Two years ago today, my family watched, confused and worried, as I underwent a five hour operation to remove a benign cranial frangioma tumor which was discovered four days prior (on our tenth wedding anniversary) but had been present since I was very young.

Life is very different after the surgery.

Given my current set of gifts and limitations, it’s pointless and unconstructive for me to pursue classical perfectionism as I did for so many years. Far more useful is to consider what fools we’ve made of the “medical experts.” They said I’d never communicate. They said I’d never speak. They said I’d never walk.

I’m driving regularly and without incident. This morning I walked over 10 kilometers (and passed 400 miles on my New Balance shoes). I get to spend every day surrounded by a loving, supportive, and attentive family. I can see the sky and smell the trees and flowers. When I’m home, I’m never more than four feet from an overaffectionate dog. I laugh and dream and cry and love.
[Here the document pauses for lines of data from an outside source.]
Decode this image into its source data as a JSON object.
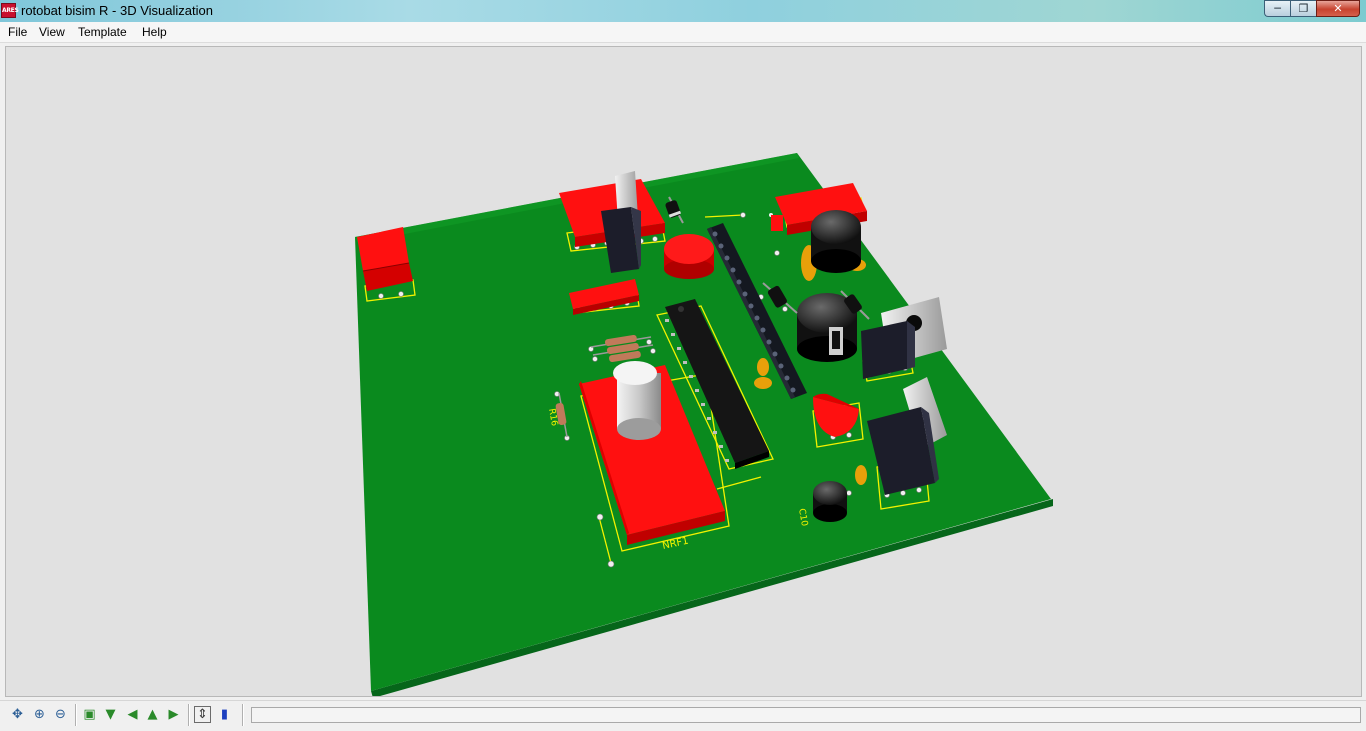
{
  "window": {
    "app_icon_text": "ARES",
    "title": "rotobat bisim R - 3D Visualization",
    "buttons": {
      "minimize": "─",
      "maximize": "❐",
      "close": "✕"
    }
  },
  "menu": {
    "items": [
      "File",
      "View",
      "Template",
      "Help"
    ]
  },
  "board": {
    "labels": {
      "rf_module": "NRF1",
      "cap_c10": "C10",
      "resistor": "R16"
    },
    "colors": {
      "pcb": "#0a8a1e",
      "pcb_edge": "#06661a",
      "background": "#e1e1e1",
      "component_red": "#ff0000",
      "silkscreen": "#f2f200"
    }
  },
  "toolbar": {
    "buttons": [
      {
        "name": "pan-icon",
        "glyph": "✥"
      },
      {
        "name": "zoom-in-icon",
        "glyph": "⊕"
      },
      {
        "name": "zoom-out-icon",
        "glyph": "⊖"
      },
      {
        "name": "view-top-icon",
        "glyph": "▣"
      },
      {
        "name": "view-front-icon",
        "glyph": "▼"
      },
      {
        "name": "view-left-icon",
        "glyph": "◀"
      },
      {
        "name": "view-back-icon",
        "glyph": "▲"
      },
      {
        "name": "view-right-icon",
        "glyph": "▶"
      },
      {
        "name": "board-height-icon",
        "glyph": "⇕"
      },
      {
        "name": "board-only-icon",
        "glyph": "▮"
      }
    ],
    "status_text": ""
  }
}
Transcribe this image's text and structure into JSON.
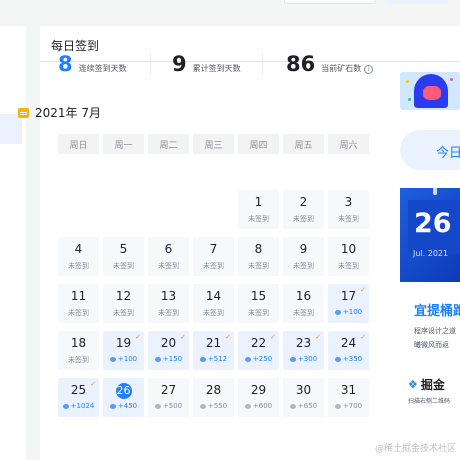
{
  "card": {
    "title": "每日签到"
  },
  "stats": [
    {
      "value": "8",
      "label": "连续签到天数"
    },
    {
      "value": "9",
      "label": "累计签到天数"
    },
    {
      "value": "86",
      "label": "当前矿石数",
      "icon": "info-icon"
    }
  ],
  "calendar": {
    "month": "2021年 7月",
    "weekdays": [
      "周日",
      "周一",
      "周二",
      "周三",
      "周四",
      "周五",
      "周六"
    ],
    "days": [
      {
        "d": "1",
        "s": "未签到"
      },
      {
        "d": "2",
        "s": "未签到"
      },
      {
        "d": "3",
        "s": "未签到"
      },
      {
        "d": "4",
        "s": "未签到"
      },
      {
        "d": "5",
        "s": "未签到"
      },
      {
        "d": "6",
        "s": "未签到"
      },
      {
        "d": "7",
        "s": "未签到"
      },
      {
        "d": "8",
        "s": "未签到"
      },
      {
        "d": "9",
        "s": "未签到"
      },
      {
        "d": "10",
        "s": "未签到"
      },
      {
        "d": "11",
        "s": "未签到"
      },
      {
        "d": "12",
        "s": "未签到"
      },
      {
        "d": "13",
        "s": "未签到"
      },
      {
        "d": "14",
        "s": "未签到"
      },
      {
        "d": "15",
        "s": "未签到"
      },
      {
        "d": "16",
        "s": "未签到"
      },
      {
        "d": "17",
        "s": "+100"
      },
      {
        "d": "18",
        "s": "未签到"
      },
      {
        "d": "19",
        "s": "+100"
      },
      {
        "d": "20",
        "s": "+150"
      },
      {
        "d": "21",
        "s": "+512"
      },
      {
        "d": "22",
        "s": "+250"
      },
      {
        "d": "23",
        "s": "+300"
      },
      {
        "d": "24",
        "s": "+350"
      },
      {
        "d": "25",
        "s": "+1024"
      },
      {
        "d": "26",
        "s": "+450"
      },
      {
        "d": "27",
        "s": "+500"
      },
      {
        "d": "28",
        "s": "+550"
      },
      {
        "d": "29",
        "s": "+600"
      },
      {
        "d": "30",
        "s": "+650"
      },
      {
        "d": "31",
        "s": "+700"
      }
    ]
  },
  "side": {
    "today_label": "今日",
    "promo_day": "26",
    "promo_month": "Jul. 2021",
    "promo_title": "宜提桶跑",
    "promo_text1": "程序设计之道",
    "promo_text2": "曦微风而返",
    "brand": "掘金",
    "brand_sub": "扫描右侧二维码"
  },
  "watermark": "@稀土掘金技术社区",
  "colors": {
    "accent": "#1e80ff",
    "signed_bg": "#eaf2ff",
    "check": "#ff8a00"
  }
}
I LIVE. It’s awesome, and I am so blessed and thankful for the prayers, love, and support we’ve revived over the last two years, from inside our home and around the world. I don’t think I’d be here, in the shape I’m in, without them.

Today is a great day to turn away from the perfectionism of my old self, and embrace the pure joy and perfection to be found in this life that God has granted me.

It is indescribably wonderful to be among you. I love you all.